QHPs. AHA supports CMS proposal to reduce duplicative reporting requirements by expanding states’ oversight role of QHPs; however, AHA advises CMS to proactively monitor state performance in this area. AHA expressed concern that some states do not have the expertise or staff capacity to fully monitor health plan performance. AHA also supports the elimination of the "meaningful difference" requirement to reduce consumer confusion by prohibiting insurers from offering multiple plans that are essentially the same. The community organizations, however, oppose the elimination of the meaningful difference standard as well as the standardized plan option.

MLR standard. Under the Proposed rule, CMS would allow states to adjust the 80 percent MLR standard for the individual market if the state can demonstrate that a lower MLR standard would stabilize the individual market. AHA does not support CMS’ proposal to diminish the MLR standard. According to AHA, the current MLR standard is not the primary reasons for insurers to withdraw from or choose not to participate in the marketplaces. AHA also would like CMS to postpone any action related to MLR calculations involving employment taxes to have time to collect and access how deducting federal and employment taxes would affect the MLR standard.

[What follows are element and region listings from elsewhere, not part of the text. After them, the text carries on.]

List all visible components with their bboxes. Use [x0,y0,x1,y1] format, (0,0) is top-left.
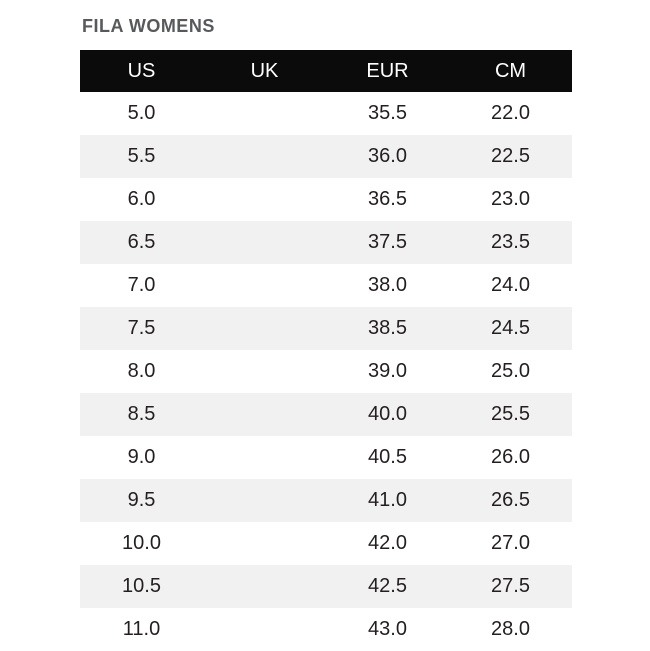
table-cell-eur: 37.5 [326,221,449,264]
column-header-us: US [80,50,203,92]
table-cell-uk [203,608,326,651]
table-cell-cm: 26.5 [449,479,572,522]
table-cell-uk [203,479,326,522]
table-cell-cm: 28.0 [449,608,572,651]
table-cell-us: 8.0 [80,350,203,393]
column-header-cm: CM [449,50,572,92]
table-cell-eur: 38.0 [326,264,449,307]
table-cell-uk [203,178,326,221]
table-cell-uk [203,393,326,436]
table-cell-eur: 36.0 [326,135,449,178]
table-cell-us: 10.0 [80,522,203,565]
table-cell-cm: 23.5 [449,221,572,264]
table-row: 5.5 36.0 22.5 [80,135,572,178]
table-cell-uk [203,565,326,608]
table-cell-eur: 40.5 [326,436,449,479]
table-cell-eur: 36.5 [326,178,449,221]
table-cell-uk [203,135,326,178]
table-cell-us: 10.5 [80,565,203,608]
table-cell-eur: 41.0 [326,479,449,522]
table-cell-us: 9.0 [80,436,203,479]
table-cell-us: 7.5 [80,307,203,350]
table-row: 8.5 40.0 25.5 [80,393,572,436]
table-cell-eur: 39.0 [326,350,449,393]
table-cell-eur: 40.0 [326,393,449,436]
table-cell-uk [203,92,326,135]
table-row: 6.0 36.5 23.0 [80,178,572,221]
table-row: 6.5 37.5 23.5 [80,221,572,264]
table-cell-cm: 23.0 [449,178,572,221]
table-row: 9.0 40.5 26.0 [80,436,572,479]
chart-title: FILA WOMENS [82,16,215,36]
table-body: 5.0 35.5 22.0 5.5 36.0 22.5 6.0 36.5 23.0 6.5 37.5… [80,92,572,651]
table-row: 10.5 42.5 27.5 [80,565,572,608]
table-cell-cm: 27.5 [449,565,572,608]
table-row: 5.0 35.5 22.0 [80,92,572,135]
table-cell-eur: 38.5 [326,307,449,350]
table-cell-us: 9.5 [80,479,203,522]
table-cell-uk [203,350,326,393]
header-row: US UK EUR CM [80,50,572,92]
table-row: 8.0 39.0 25.0 [80,350,572,393]
table-cell-eur: 42.0 [326,522,449,565]
table-cell-uk [203,221,326,264]
column-header-eur: EUR [326,50,449,92]
table-cell-us: 11.0 [80,608,203,651]
table-row: 9.5 41.0 26.5 [80,479,572,522]
table-cell-cm: 22.0 [449,92,572,135]
table-cell-us: 6.5 [80,221,203,264]
table-cell-us: 7.0 [80,264,203,307]
table-cell-cm: 24.5 [449,307,572,350]
table-cell-uk [203,264,326,307]
table-cell-cm: 25.0 [449,350,572,393]
size-chart: FILA WOMENS US UK EUR CM 5.0 35.5 22.0 5.5 36.0… [80,0,572,651]
table-cell-cm: 24.0 [449,264,572,307]
table-cell-us: 6.0 [80,178,203,221]
table-cell-cm: 27.0 [449,522,572,565]
table-row: 10.0 42.0 27.0 [80,522,572,565]
table-cell-us: 5.0 [80,92,203,135]
table-cell-uk [203,307,326,350]
table-cell-eur: 43.0 [326,608,449,651]
table-cell-eur: 42.5 [326,565,449,608]
table-cell-us: 8.5 [80,393,203,436]
table-row: 11.0 43.0 28.0 [80,608,572,651]
table-row: 7.0 38.0 24.0 [80,264,572,307]
column-header-uk: UK [203,50,326,92]
table-row: 7.5 38.5 24.5 [80,307,572,350]
table-cell-us: 5.5 [80,135,203,178]
size-table: US UK EUR CM 5.0 35.5 22.0 5.5 36.0 22.5 6.0 36.5 2… [80,50,572,651]
table-header: US UK EUR CM [80,50,572,92]
table-cell-cm: 26.0 [449,436,572,479]
table-cell-uk [203,436,326,479]
table-cell-eur: 35.5 [326,92,449,135]
table-cell-cm: 22.5 [449,135,572,178]
table-cell-uk [203,522,326,565]
table-cell-cm: 25.5 [449,393,572,436]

Opinions on other proposals. AHA opposes CMS proposal to raise the threshold for premium increases from 10 percent to 15 percent and urges CMS to keep the current 10 percent threshold as an important accountability measure for consumers and the U.S. Treasury. AHA also is opposed to CMS changes to the Navigation program and encourages CMS to fully fund the Navigator program. AHA sees Navigators as an important source of information in terms of consumer outreach and education and marketing of exchanges.